2. Mégaprofits de banques

Les banques ont également obtenu des résultats remarquables ces derniers mois. Entre début avril et fin juin, KBC a enregistré un bénéfice net de 811 millions d’euros, soit environ 100 millions d’euros de plus que ce que les analystes avaient prévu. Le dirigeant Johan Thijs a déclaré que le groupe de banque et d’assurance a obtenu d' »excellents résultats » dans pratiquement tous les segments.

Les bénéfices des banques sont poussés par la hausse des taux d’intérêt. Au début de l’année, la Banque centrale européenne (BCE) a annoncé la première augmentation des taux d’intérêt depuis 2011 afin de freiner la forte hausse de l’inflation. Le 21 juillet, elle a fortement augmenté le taux d’intérêt de 0,5 point de pourcentage. L’annonce et la mise en œuvre de la hausse des taux d’intérêt ont entraîné une augmentation des taux d’intérêt sur les prêts (hypothécaires) : pour les familles et les entreprises, il est plus coûteux d’emprunter de l’argent.

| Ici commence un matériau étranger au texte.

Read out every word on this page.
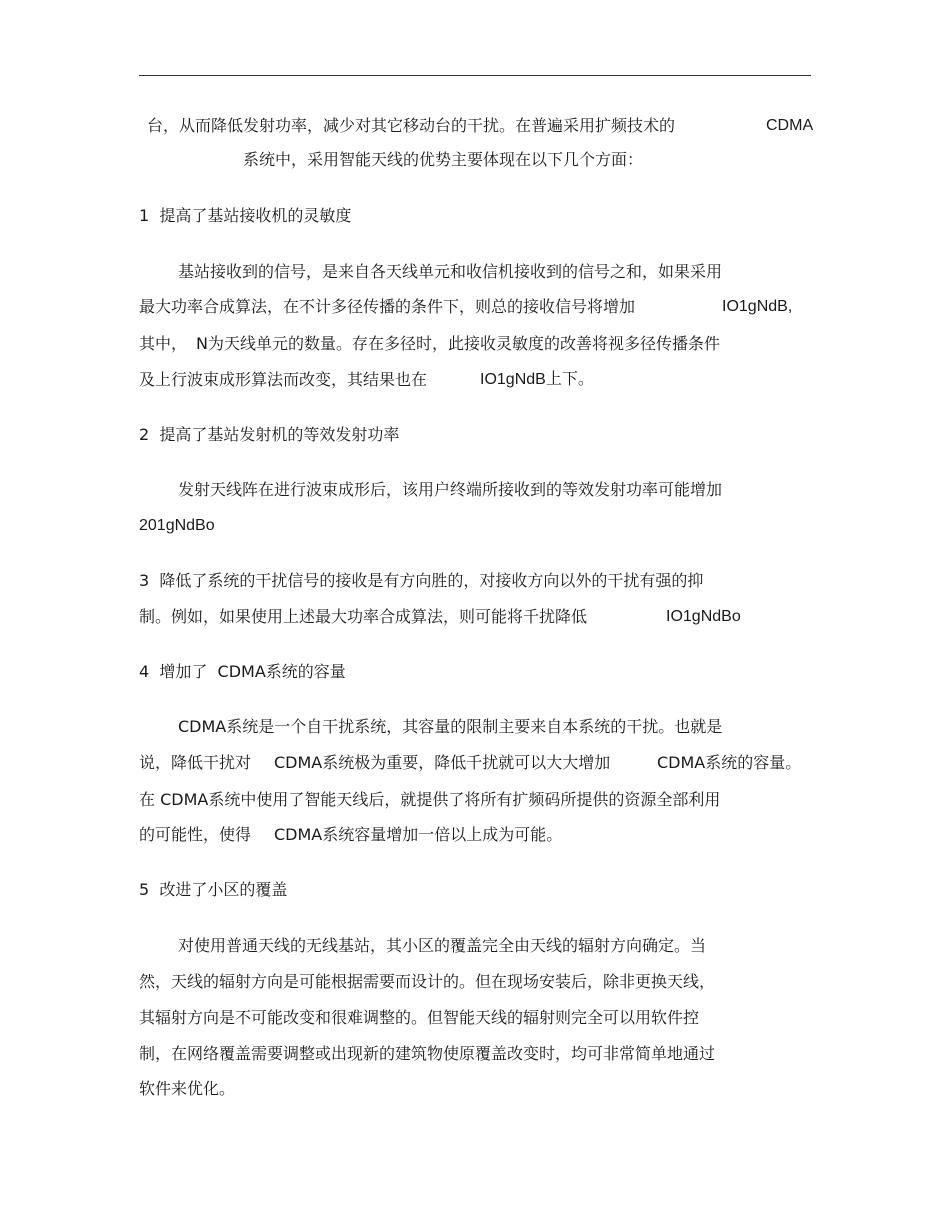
台，从而降低发射功率，减少对其它移动台的干扰。在普遍采用扩频技术的	CDMA
系统中，采用智能天线的优势主要体现在以下几个方面：
1  提高了基站接收机的灵敏度
基站接收到的信号，是来自各天线单元和收信机接收到的信号之和，如果采用
最大功率合成算法，在不计多径传播的条件下，则总的接收信号将增加	IO1gNdB,
其中， N为天线单元的数量。存在多径时，此接收灵敏度的改善将视多径传播条件
及上行波束成形算法而改变，其结果也在	IO1gNdB上下。
2  提高了基站发射机的等效发射功率
发射天线阵在进行波束成形后，该用户终端所接收到的等效发射功率可能增加
201gNdBo
3  降低了系统的干扰信号的接收是有方向胜的，对接收方向以外的干扰有强的抑
制。例如，如果使用上述最大功率合成算法，则可能将千扰降低	IO1gNdBo
4  增加了  CDMA系统的容量
CDMA系统是一个自干扰系统，其容量的限制主要来自本系统的干扰。也就是
说，降低干扰对 CDMA系统极为重要，降低千扰就可以大大增加	CDMA系统的容量。
在 CDMA系统中使用了智能天线后，就提供了将所有扩频码所提供的资源全部利用
的可能性，使得 CDMA系统容量增加一倍以上成为可能。
5  改进了小区的覆盖
对使用普通天线的无线基站，其小区的覆盖完全由天线的辐射方向确定。当
然，天线的辐射方向是可能根据需要而设计的。但在现场安装后，除非更换天线，
其辐射方向是不可能改变和很难调整的。但智能天线的辐射则完全可以用软件控
制，在网络覆盖需要调整或出现新的建筑物使原覆盖改变时，均可非常简单地通过
软件来优化。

La BCE espère que cela ralentira quelque peu leurs dépenses, de sorte que les prix, et donc l’inflation, diminueront.

Cette hausse des taux d’intérêt sur les prêts offre aux banques la possibilité de réaliser un profit facile. En effet, elles perçoivent plus d’argent pour chaque prêt qu’elles accordent, mais dans le même temps, elles ne changent pas les intérêts sur les comptes d’épargne. Concrètement, alors que le taux d’intérêt d’un prêt hypothécaire sur 20 ans a doublé ces derniers mois pour atteindre 2,8 %, le taux d’intérêt des comptes d’épargne est resté au minimum légal de 0,11 %. La différence entre les intérêts que les banques reçoivent sur les prêts et les intérêts qu’elles doivent payer sur l’épargne, la marge d’intérêt, augmente et représente un pur profit pour les banques. Chez KBC, par exemple, les revenus d’intérêts pour le deuxième trimestre ont augmenté de 14 % par rapport à l’année précédente.

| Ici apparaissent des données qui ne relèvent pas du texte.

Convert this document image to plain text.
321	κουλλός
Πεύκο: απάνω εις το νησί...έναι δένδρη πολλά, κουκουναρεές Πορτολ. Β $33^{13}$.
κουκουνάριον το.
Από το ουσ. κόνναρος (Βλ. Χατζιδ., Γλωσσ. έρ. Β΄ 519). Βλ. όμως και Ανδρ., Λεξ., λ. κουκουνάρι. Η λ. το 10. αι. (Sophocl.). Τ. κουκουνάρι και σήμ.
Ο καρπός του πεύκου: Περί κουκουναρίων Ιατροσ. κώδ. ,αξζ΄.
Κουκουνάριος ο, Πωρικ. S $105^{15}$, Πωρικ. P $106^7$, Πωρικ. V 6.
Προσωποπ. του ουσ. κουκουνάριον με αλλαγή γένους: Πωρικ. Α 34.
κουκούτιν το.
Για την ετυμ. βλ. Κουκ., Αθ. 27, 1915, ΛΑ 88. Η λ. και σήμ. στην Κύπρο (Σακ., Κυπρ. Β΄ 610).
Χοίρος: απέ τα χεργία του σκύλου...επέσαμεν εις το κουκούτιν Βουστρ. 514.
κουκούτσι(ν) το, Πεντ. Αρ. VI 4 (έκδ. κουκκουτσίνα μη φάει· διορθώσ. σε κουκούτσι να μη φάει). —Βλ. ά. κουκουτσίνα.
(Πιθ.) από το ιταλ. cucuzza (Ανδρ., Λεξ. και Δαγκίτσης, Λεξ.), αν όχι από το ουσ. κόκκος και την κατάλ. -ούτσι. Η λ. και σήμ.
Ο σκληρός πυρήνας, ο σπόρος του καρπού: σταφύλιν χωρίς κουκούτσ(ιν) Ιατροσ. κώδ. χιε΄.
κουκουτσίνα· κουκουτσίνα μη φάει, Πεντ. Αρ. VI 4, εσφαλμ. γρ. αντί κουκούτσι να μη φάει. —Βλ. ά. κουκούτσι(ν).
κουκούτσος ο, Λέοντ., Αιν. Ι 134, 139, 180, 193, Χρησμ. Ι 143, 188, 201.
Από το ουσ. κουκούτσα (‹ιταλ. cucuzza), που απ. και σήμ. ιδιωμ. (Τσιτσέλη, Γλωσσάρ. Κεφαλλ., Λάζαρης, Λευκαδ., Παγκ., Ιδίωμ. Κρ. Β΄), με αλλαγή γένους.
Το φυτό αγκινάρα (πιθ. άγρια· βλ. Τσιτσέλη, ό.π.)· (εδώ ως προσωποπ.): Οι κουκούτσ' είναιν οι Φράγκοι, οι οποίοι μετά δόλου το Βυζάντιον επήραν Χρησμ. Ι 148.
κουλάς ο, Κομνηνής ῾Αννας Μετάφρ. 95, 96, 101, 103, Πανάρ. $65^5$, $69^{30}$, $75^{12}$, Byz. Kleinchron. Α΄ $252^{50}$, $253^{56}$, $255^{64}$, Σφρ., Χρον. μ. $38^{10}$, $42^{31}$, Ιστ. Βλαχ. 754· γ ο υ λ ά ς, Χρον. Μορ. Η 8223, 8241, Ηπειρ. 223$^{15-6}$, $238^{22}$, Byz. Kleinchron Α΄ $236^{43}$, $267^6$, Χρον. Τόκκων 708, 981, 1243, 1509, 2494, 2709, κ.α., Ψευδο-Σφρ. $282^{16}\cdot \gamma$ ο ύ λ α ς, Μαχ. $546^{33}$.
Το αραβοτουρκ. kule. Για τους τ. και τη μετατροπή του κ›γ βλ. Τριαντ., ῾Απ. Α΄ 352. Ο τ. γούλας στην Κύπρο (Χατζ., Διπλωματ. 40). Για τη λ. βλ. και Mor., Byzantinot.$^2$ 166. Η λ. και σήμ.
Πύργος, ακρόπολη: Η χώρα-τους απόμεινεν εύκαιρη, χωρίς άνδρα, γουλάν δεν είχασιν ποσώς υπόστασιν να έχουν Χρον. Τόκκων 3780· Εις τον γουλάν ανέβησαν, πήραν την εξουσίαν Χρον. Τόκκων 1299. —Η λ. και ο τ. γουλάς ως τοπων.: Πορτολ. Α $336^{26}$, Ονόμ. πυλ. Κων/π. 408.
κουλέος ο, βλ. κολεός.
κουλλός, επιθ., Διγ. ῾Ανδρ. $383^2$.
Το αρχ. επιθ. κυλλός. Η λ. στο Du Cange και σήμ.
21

Dans les entreprises, les marges bénéficiaires élevées sont souvent le résultat d’un manque de concurrence, ce qui s’applique également aux banques. Marc Raisière, directeur général de Belfius, a déclaré : « Je mentirais si je disais que les taux d’intérêt des livrets d’épargne allaient augmenter cette année ». Les grandes banques n’y ont pas intérêt non plus, au contraire. Si elles ne font rien, elles y gagnent toutes. « Les marges d’intérêt des banques augmentent. S’il y avait de la concurrence, cela entraînerait des taux d’intérêt plus élevés sur les comptes d’épargne. Ce n’est pas le cas. Tirez vos conclusions », a réagi l’économiste Paul De Grauwe (London School of Economics).

3. Pourquoi pas un boftaks (une taxe exceptionnelle)?

Les profits considérables des compagnies pétrolières suscitent un intense sentiment d’injustice auprès de nombreuses personnes: alors que tout le monde doit puiser davantage dans ses poches pour payer les factures d’énergie croissantes, les compagnies pétrolières se vantent des bénéfices qu’elles ont réalisés. Le président de l’ONU, Antonio Guterres, ne cache pas son dégoût: « Il est immoral que les entreprises pétrolières et gazières fassent des profits record grâce à cette crise énergétique, sur le dos des populations et des communautés les plus pauvres, avec un coût massif pour le climat. J’appelle tous les gouvernements à taxer ces profits excessifs, et à utiliser ces fonds pour soutenir les plus vulnérables en ces temps difficiles. »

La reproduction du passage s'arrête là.